Sasha: Alice Waters is my road dawg! I love her more than words can say and my food philosophy is entirely based on hers. And who doesn’t bow at the feet of Thomas Keller? When I was a kid, I was all about The Frugal Gourmet, Martin Yan and Two Hot Tamales. Nowadays, I would do just about anything to sit down at a table with Rick Bayless, but mainly because I have a big ol’ crush on him.

4. If you hadn’t followed this career path, what other career could you see yourself in?
Sasha: Well, I always really wanted to be a dancer but I fear that will never happen. The truth is my passions have always been food, film and writing and I’ve been lucky enough to work in all those fields whether it’s been cooking for or interviewing celebrities, writing film and food reviews or doing this show. But I still think it would be pretty rad to be a ballerina.

5. What’s the highlight of your career so far?
Sasha: Being on “Private Chefs of Beverly Hills” is pretty major and up at the top but I think it was actually a party I catered a few years ago. With less than 36 hours notice, I catered the US Weekly Young Hot Hollywood Party for 1500 people. I did all the prep alone, had just two line cooks to help me out the night of, slept maybe two hours before the party, there were reporters there from every major entertainment news organization and the whole place was VIP.
About two hours into the party, my boss comes in and kisses me on the face because everyone was so thrilled with the food. I walk out of the kitchen and there’s Jessica Alba eating my tuna tartar and Justin Timberlake stuffing a piece of my cotton candy into his mouth. As my mother would say, I was kvelling.

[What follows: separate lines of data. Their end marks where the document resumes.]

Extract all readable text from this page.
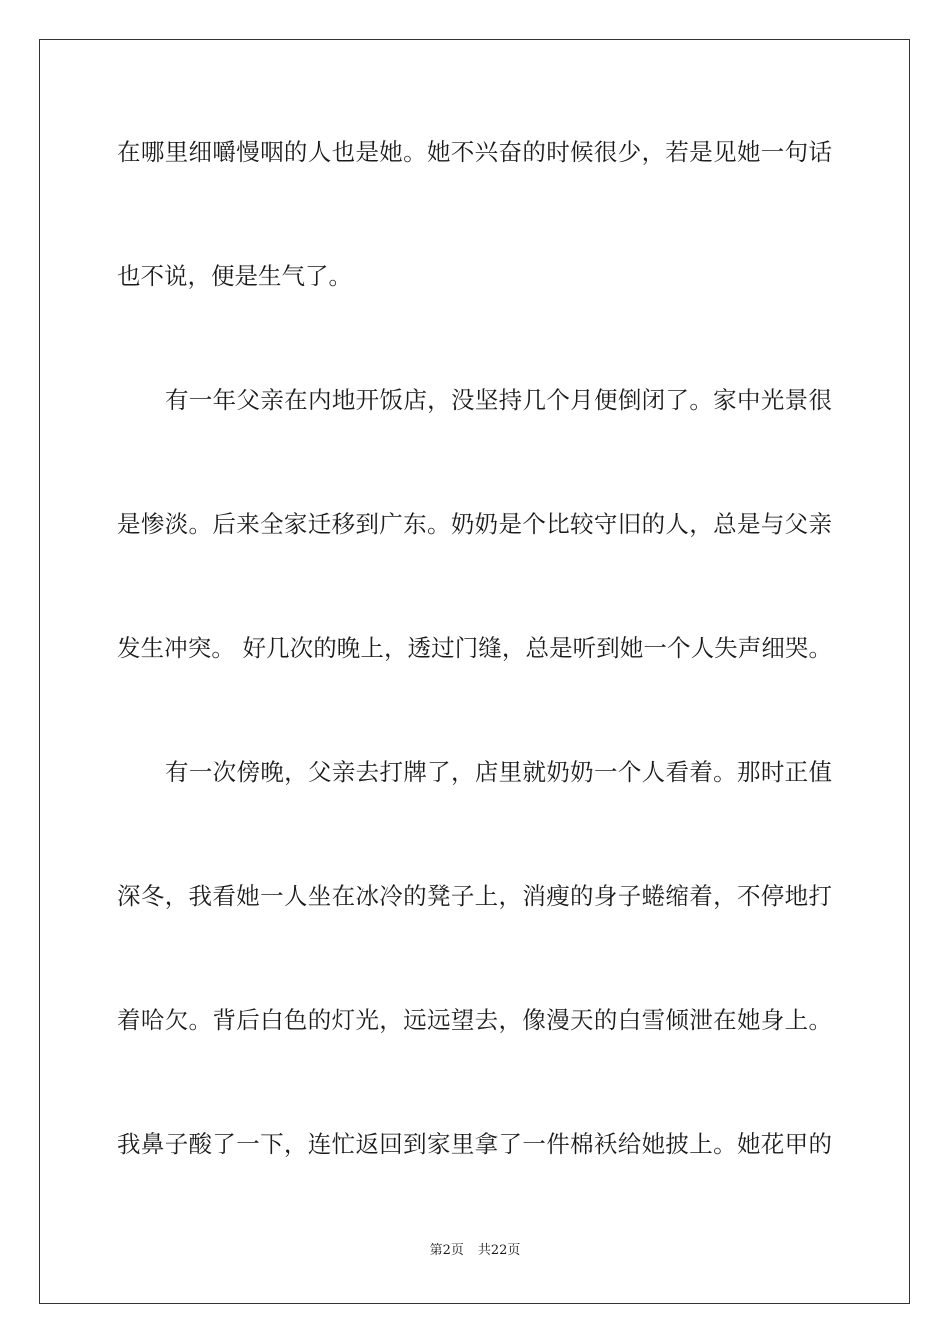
在哪里细嚼慢咽的人也是她。她不兴奋的时候很少，若是见她一句话
也不说，便是生气了。
有一年父亲在内地开饭店，没坚持几个月便倒闭了。家中光景很
是惨淡。后来全家迁移到广东。奶奶是个比较守旧的人，总是与父亲
发生冲突。 好几次的晚上，透过门缝，总是听到她一个人失声细哭。
有一次傍晚，父亲去打牌了，店里就奶奶一个人看着。那时正值
深冬，我看她一人坐在冰冷的凳子上，消瘦的身子蜷缩着，不停地打
着哈欠。背后白色的灯光，远远望去，像漫天的白雪倾泄在她身上。
我鼻子酸了一下，连忙返回到家里拿了一件棉袄给她披上。她花甲的
第2页 共22页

6. Of all the crazy things you’ve seen at Big City Chefs what’s the craziest?
Sasha: The cast. I kid, I kid!
Every time we do an event, it’s pretty nuts but I have to say, the event Chef Brian Hill and I did, which I believe is in the first episode, was completely insane.
We had to go “Glamping,” which is glamorous camping, and cook a gourmet meal for these millionaires. First of all, I hate camping! My parents are major hippies and took me camping all the time when I was a kid. Don’t get me wrong, I love nature. I just don’t like cooking, sleeping and showering in nature. I haven’t gone camping in years but, there we were, at this beautiful camp site, just off a lake, so picturesque, but all we had was a spigot and a fire pit. No fire, no burners, no oven, no warm water, no prep area; just logs and really high expectations. It was madness.

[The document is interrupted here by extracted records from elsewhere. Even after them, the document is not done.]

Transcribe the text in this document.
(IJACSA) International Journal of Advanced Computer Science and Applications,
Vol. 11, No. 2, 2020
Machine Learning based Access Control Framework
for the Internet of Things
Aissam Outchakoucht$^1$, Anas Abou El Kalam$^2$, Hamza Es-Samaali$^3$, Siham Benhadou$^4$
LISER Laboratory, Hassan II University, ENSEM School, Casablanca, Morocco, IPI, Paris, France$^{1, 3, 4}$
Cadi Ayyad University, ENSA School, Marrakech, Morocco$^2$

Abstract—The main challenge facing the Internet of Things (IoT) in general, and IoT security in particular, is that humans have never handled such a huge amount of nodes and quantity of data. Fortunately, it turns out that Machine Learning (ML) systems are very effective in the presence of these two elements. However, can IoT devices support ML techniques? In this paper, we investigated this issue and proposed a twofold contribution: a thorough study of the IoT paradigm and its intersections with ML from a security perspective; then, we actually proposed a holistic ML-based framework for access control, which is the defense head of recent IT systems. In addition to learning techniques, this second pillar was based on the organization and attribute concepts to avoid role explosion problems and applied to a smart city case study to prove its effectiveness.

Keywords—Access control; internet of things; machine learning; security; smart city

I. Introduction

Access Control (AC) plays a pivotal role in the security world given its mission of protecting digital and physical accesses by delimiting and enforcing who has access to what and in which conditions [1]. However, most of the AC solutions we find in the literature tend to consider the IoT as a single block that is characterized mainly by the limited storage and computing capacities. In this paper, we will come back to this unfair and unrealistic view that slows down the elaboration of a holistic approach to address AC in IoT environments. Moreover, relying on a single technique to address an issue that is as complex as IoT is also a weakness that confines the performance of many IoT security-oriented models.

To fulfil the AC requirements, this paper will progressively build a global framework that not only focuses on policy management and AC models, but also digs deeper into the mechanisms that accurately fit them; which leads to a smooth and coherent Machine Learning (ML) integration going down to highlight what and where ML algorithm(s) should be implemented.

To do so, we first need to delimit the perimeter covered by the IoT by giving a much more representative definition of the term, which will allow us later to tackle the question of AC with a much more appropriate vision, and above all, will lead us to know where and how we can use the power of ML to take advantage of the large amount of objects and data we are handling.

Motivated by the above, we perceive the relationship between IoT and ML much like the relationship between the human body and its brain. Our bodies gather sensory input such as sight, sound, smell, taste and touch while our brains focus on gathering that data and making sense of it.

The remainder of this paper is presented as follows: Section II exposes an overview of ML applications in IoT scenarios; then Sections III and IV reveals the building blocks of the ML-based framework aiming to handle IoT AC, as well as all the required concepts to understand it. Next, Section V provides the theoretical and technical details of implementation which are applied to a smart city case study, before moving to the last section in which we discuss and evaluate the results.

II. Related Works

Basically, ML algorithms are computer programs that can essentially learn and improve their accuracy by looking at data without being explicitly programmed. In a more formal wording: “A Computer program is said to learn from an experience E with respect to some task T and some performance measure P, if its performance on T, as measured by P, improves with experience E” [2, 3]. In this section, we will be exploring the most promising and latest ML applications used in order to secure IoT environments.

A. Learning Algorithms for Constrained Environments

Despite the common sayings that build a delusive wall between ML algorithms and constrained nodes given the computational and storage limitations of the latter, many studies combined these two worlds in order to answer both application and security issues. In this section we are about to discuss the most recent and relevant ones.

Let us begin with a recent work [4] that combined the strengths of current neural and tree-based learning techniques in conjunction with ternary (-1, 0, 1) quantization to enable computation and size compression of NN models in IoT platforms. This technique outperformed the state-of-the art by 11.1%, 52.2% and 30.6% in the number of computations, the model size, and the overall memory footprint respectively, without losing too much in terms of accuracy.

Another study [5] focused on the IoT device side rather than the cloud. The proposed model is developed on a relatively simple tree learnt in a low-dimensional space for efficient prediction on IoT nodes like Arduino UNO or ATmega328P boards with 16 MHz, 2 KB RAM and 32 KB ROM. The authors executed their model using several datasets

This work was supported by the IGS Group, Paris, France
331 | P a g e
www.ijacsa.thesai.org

7. What’s next for Chef Sasha?
Sasha: For about a year and a half I’ve been working on my first book, Hungry for Love. It’s a foodoir (part memoir, part food book), and my agent is sending it out to publishers on Wednesday so I’ve got my fingers majorly crossed for that. Big money, no whammies! And, of course I’m very excited for Private Chefs of Beverly Hills to premiere on April 9th. I’ve dreamed of being on Food Network for as long as I’ve known about it and now I can say that Paula Deen, Tyler Florence and I are one big happy family.

Private Chefs of Beverly Hills airs Fridays at 10p/9c on the Food Network.